Hepatic fibrosis, characterized by excessive accumulation of extracellular matrix (ECM) proteins leading to liver dysfunction, is a growing cause of mortality worldwide. Hepatocellular damage owing to liver injury leads to the release of profibrotic factors from infiltrating inflammatory cells that results in the activation of hepatic stellate cells (HSCs). Upon activation, HSCs undergo characteristic morphological and functional changes and are transformed into proliferative and contractile ECM-producing myofibroblasts.
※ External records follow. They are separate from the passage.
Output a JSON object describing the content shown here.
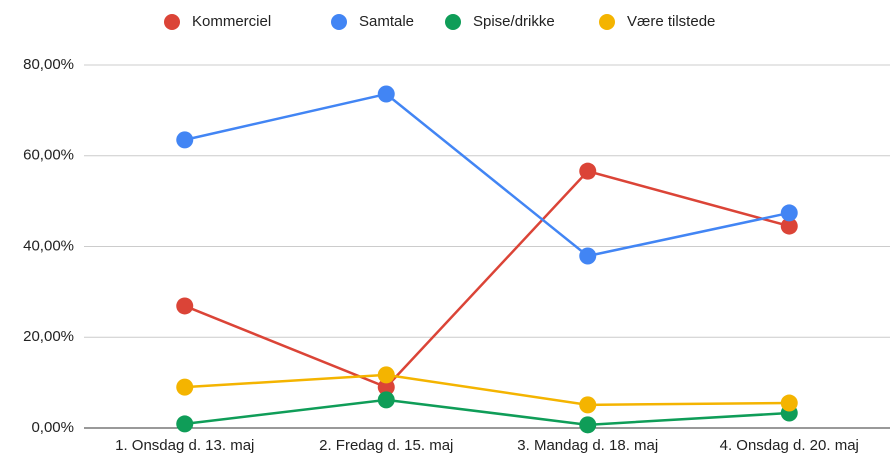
{
  "chart_data": {
    "type": "line",
    "categories": [
      "1. Onsdag d. 13. maj",
      "2. Fredag d. 15. maj",
      "3. Mandag d. 18. maj",
      "4. Onsdag d. 20. maj"
    ],
    "series": [
      {
        "name": "Kommerciel",
        "color": "#db4437",
        "values": [
          26.9,
          9.0,
          56.6,
          44.5
        ]
      },
      {
        "name": "Samtale",
        "color": "#4285f4",
        "values": [
          63.5,
          73.6,
          37.9,
          47.4
        ]
      },
      {
        "name": "Spise/drikke",
        "color": "#0f9d58",
        "values": [
          0.9,
          6.2,
          0.7,
          3.3
        ]
      },
      {
        "name": "Være tilstede",
        "color": "#f4b400",
        "values": [
          9.0,
          11.7,
          5.1,
          5.5
        ]
      }
    ],
    "ylim": [
      0,
      80
    ],
    "yticks": [
      {
        "value": 0,
        "label": "0,00%"
      },
      {
        "value": 20,
        "label": "20,00%"
      },
      {
        "value": 40,
        "label": "40,00%"
      },
      {
        "value": 60,
        "label": "60,00%"
      },
      {
        "value": 80,
        "label": "80,00%"
      }
    ],
    "grid": true,
    "legend": "top"
  }
}
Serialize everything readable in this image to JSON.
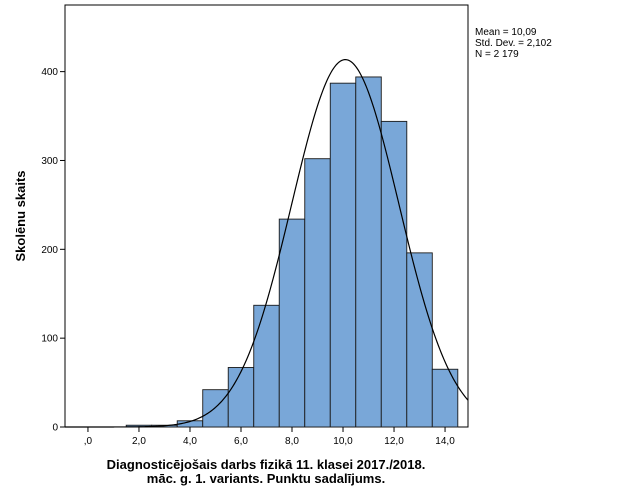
{
  "chart_data": {
    "type": "bar",
    "subtype": "histogram",
    "xlabel_lines": [
      "Diagnosticējošais darbs fizikā 11. klasei 2017./2018.",
      "māc. g. 1. variants. Punktu sadalījums."
    ],
    "ylabel": "Skolēnu skaits",
    "x_ticks": [
      ",0",
      "2,0",
      "4,0",
      "6,0",
      "8,0",
      "10,0",
      "12,0",
      "14,0"
    ],
    "x_tick_values": [
      0,
      2,
      4,
      6,
      8,
      10,
      12,
      14
    ],
    "y_ticks": [
      "0",
      "100",
      "200",
      "300",
      "400"
    ],
    "y_tick_values": [
      0,
      100,
      200,
      300,
      400
    ],
    "xlim": [
      -0.9,
      14.9
    ],
    "ylim": [
      0,
      475
    ],
    "bin_width": 1,
    "bins": [
      {
        "x": 0,
        "count": 0
      },
      {
        "x": 1,
        "count": 0
      },
      {
        "x": 2,
        "count": 2
      },
      {
        "x": 3,
        "count": 2
      },
      {
        "x": 4,
        "count": 7
      },
      {
        "x": 5,
        "count": 42
      },
      {
        "x": 6,
        "count": 67
      },
      {
        "x": 7,
        "count": 137
      },
      {
        "x": 8,
        "count": 234
      },
      {
        "x": 9,
        "count": 302
      },
      {
        "x": 10,
        "count": 387
      },
      {
        "x": 11,
        "count": 394
      },
      {
        "x": 12,
        "count": 344
      },
      {
        "x": 13,
        "count": 196
      },
      {
        "x": 14,
        "count": 65
      }
    ],
    "normal_curve": {
      "mean": 10.09,
      "std_dev": 2.102,
      "n": 2179
    },
    "stats": {
      "mean": "Mean = 10,09",
      "std_dev": "Std. Dev. = 2,102",
      "n": "N = 2 179"
    },
    "grid": false,
    "legend": "top-right",
    "colors": {
      "bar_fill": "#79a7d8",
      "bar_stroke": "#1a1a1a",
      "curve": "#000000",
      "axis": "#000000"
    }
  }
}
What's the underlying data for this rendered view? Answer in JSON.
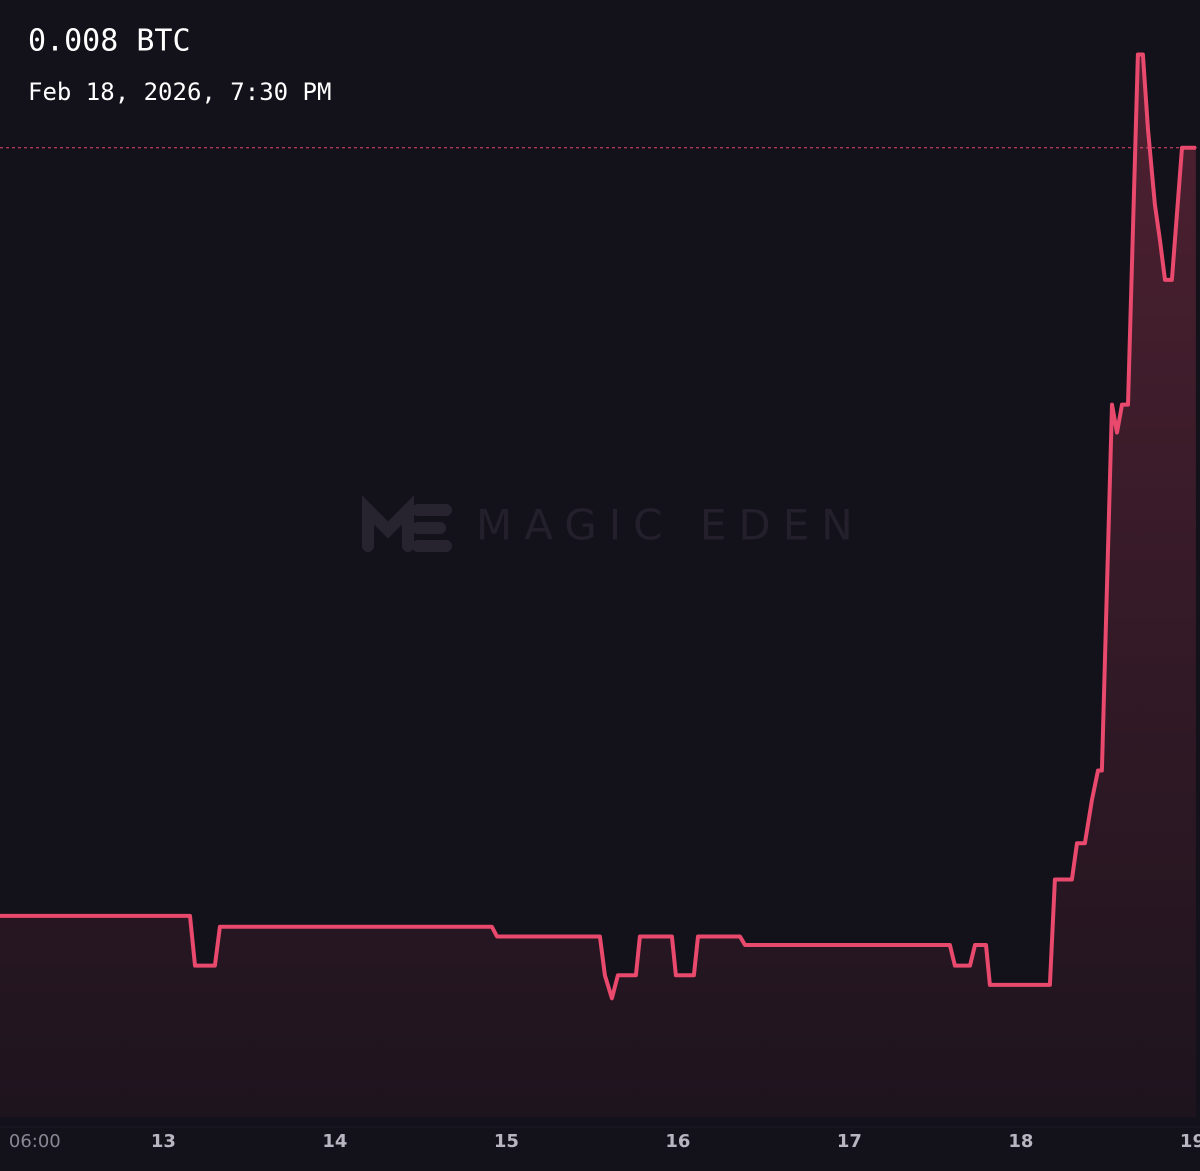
{
  "chart_data": {
    "type": "line",
    "price": "0.008 BTC",
    "timestamp": "Feb 18, 2026, 7:30 PM",
    "watermark": "MAGIC EDEN",
    "x": [
      12.047,
      13.155,
      13.184,
      13.3,
      13.329,
      14.915,
      14.945,
      15.545,
      15.574,
      15.615,
      15.65,
      15.755,
      15.778,
      15.965,
      15.988,
      16.093,
      16.117,
      16.362,
      16.391,
      17.586,
      17.615,
      17.703,
      17.732,
      17.796,
      17.819,
      18.169,
      18.198,
      18.297,
      18.327,
      18.373,
      18.414,
      18.449,
      18.472,
      18.531,
      18.56,
      18.589,
      18.624,
      18.682,
      18.711,
      18.741,
      18.781,
      18.81,
      18.84,
      18.88,
      18.939,
      19.02
    ],
    "series": [
      {
        "color": "#e8496c",
        "values": [
          0.00166,
          0.00166,
          0.00125,
          0.00125,
          0.00157,
          0.00157,
          0.00149,
          0.00149,
          0.00117,
          0.00098,
          0.00117,
          0.00117,
          0.00149,
          0.00149,
          0.00117,
          0.00117,
          0.00149,
          0.00149,
          0.00142,
          0.00142,
          0.00125,
          0.00125,
          0.00142,
          0.00142,
          0.00109,
          0.00109,
          0.00196,
          0.00196,
          0.00226,
          0.00226,
          0.00262,
          0.00286,
          0.00286,
          0.00588,
          0.00565,
          0.00588,
          0.00588,
          0.00877,
          0.00877,
          0.00815,
          0.00753,
          0.00724,
          0.00691,
          0.00691,
          0.008,
          0.008
        ]
      }
    ],
    "price_line": 0.008,
    "xlim": [
      12.047,
      19.044
    ],
    "ylim": [
      0,
      0.00922
    ],
    "xticks": [
      {
        "value": 12.25,
        "label": "06:00"
      },
      13,
      14,
      15,
      16,
      17,
      18,
      19
    ]
  }
}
Over recent years, a number of therapeutic strategies have been developed to inhibit hepatocyte apoptosis, inflammatory responses, and HSCs proliferation and activation. Preclinical studies have yielded numerous targets for the development of antifibrotic therapies, some of which have entered clinical trials and showed improved therapeutic efficacy and desirable safety profiles. Furthermore, advancements have been made in the development of noninvasive markers and techniques for the accurate disease assessment and therapy responses. Here, we focus on the clinical developments attained in the field of targeted antifibrotics for the treatment of liver fibrosis, for example, small molecule drugs, antibodies, and targeted drug conjugate. We further briefly highlight different noninvasive diagnostic technologies and will provide an overview about different therapeutic targets, clinical trials, endpoints, and translational efforts that have been made to halt or reverse the progression of liver fibrosis.